PCP (Personal Contract Purchase/Personal Contract Plan) being mis-sold is nothing new unfortunately, and one of the factors which can determine whether a PCP has been incorrectly arranged with customers concerns mileage. Indeed, when you analyse the situation, it becomes clear that confusion or even ignorance of the mileage terms can result in those who have already been mis-sold PCP ending up having to pay out even more. Here, we cover several ways that this can happen.
Now, when we say “mileage”, we mean excess mileage; as part of your plan, you may agree to only use up a certain mileage, whether that be on a monthly or an annual basis, or even for the plan as a whole. This is crucial because, when you first agree to the plan, you may have a job that only requires you to drive a short distance, but what if, a year or so in, you end up working out of town, which requires more driving and, consequently, more miles will appear on your digital odometer? Of course, there are ways to tweak a deal to suit your new circumstances, but if you’re already paying out more than you should be, then you may find that it’s easier to ignore the hassle and take a chance … which ultimately costs you even more in the long-run, should a post-plan analysis determine that you have greatly exceeded the planned mileage.
But what if you have inadvertently signed up to a plan whereby your mileage is insufficient to begin with? In order to keep costs down, cut corners etc., the dealer may convince you that limiting your mileage to a moderate level, you will end up making a big saving. The only problem is, it could end up being an anchor on your driving. So, for instance, you may be able to cover enough miles to get you through the working week, but it could be that your remaining mileage for weekend drives with the family are extremely limited to the point where you feel that your hands are tied. The short-term boost of saving money has the long-term cost of reducing potential driving activity, and that doesn’t include those who sell this line to you, only for it to still work out that you’re paying more than you should be.

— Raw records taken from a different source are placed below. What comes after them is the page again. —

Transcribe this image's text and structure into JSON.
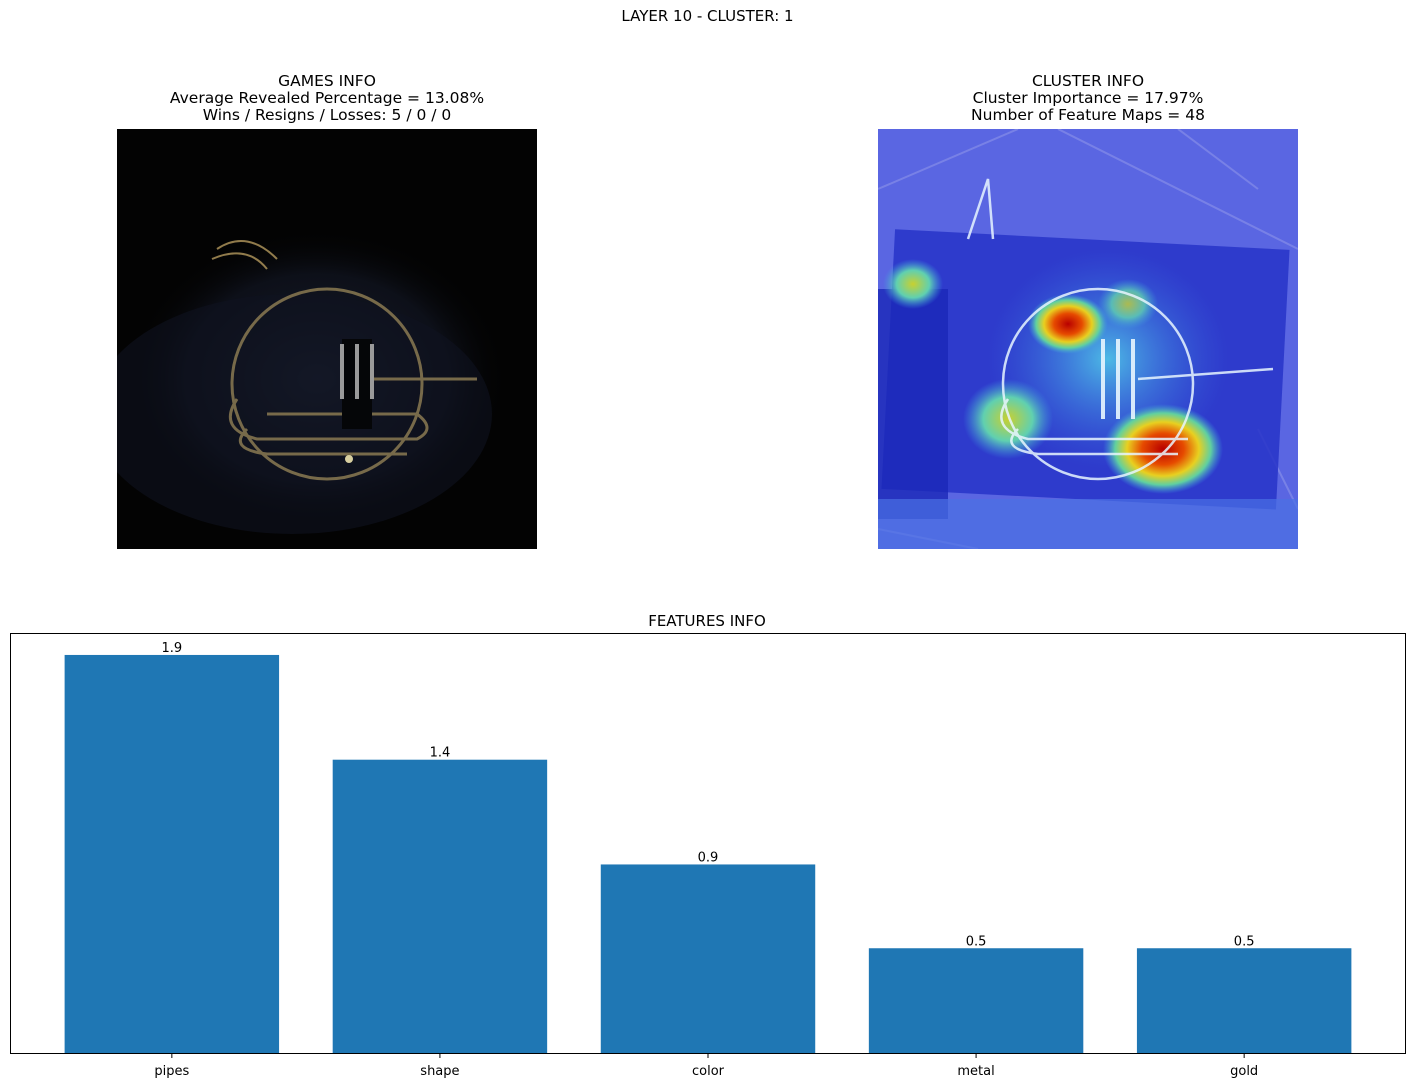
{
  "suptitle": "LAYER 10 - CLUSTER: 1",
  "games_info": {
    "title": "GAMES INFO",
    "line1": "Average Revealed Percentage = 13.08%",
    "line2": "Wins / Resigns / Losses: 5 / 0 / 0"
  },
  "cluster_info": {
    "title": "CLUSTER INFO",
    "line1": "Cluster Importance = 17.97%",
    "line2": "Number of Feature Maps = 48"
  },
  "colors": {
    "bar": "#1f77b4",
    "masked_background": "#030303",
    "heatmap_low": "#2a3bd8",
    "heatmap_high": "#c81010"
  },
  "chart_data": {
    "type": "bar",
    "title": "FEATURES INFO",
    "categories": [
      "pipes",
      "shape",
      "color",
      "metal",
      "gold"
    ],
    "values": [
      1.9,
      1.4,
      0.9,
      0.5,
      0.5
    ],
    "value_labels": [
      "1.9",
      "1.4",
      "0.9",
      "0.5",
      "0.5"
    ],
    "ylim": [
      0,
      2.0
    ],
    "xlabel": "",
    "ylabel": "",
    "yticks_visible": false,
    "grid": false
  }
}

And then there’s the cost per mile, in the event that you exceed your agreement. Some are fairly low; certain plans will only need you to pay around 3p for every extra mile you drive. Conversely, some are rather high, as high as 72p in numerous cases. Now, factor in that you probably won’t be driving only one mile over your agreement; it could be a dozen or so a month, or a few dozen a year, or even hundreds over the course of a year or two. Now multiple the high-level amount by the number of excess miles, and you will find that the penalties lie in the mid-hundreds, possibly even higher. Of course, one could argue that you know what you’re signing up to in advance, but if the terms of the plan are simply not fair to your circumstances, and the overall price means that you are pressured to agree to a low mileage in order to get your car, it only creates unnecessary headaches, and further profiles the malpractice of the dealer.
What all this means is that you should be extremely careful when singing up to a PCP plan, especially when it comes to determining what mileage you’re likely to cover, and how much you’re willing to pay both for your agreed mileage and any excess. What sounds like a reasonable agreement on paper might end up being very unfair in reality so you really have to take your time to ensure that your mileage terms are appropriate and feasible, otherwise it could create both short-term frustration and long-term expenses for you.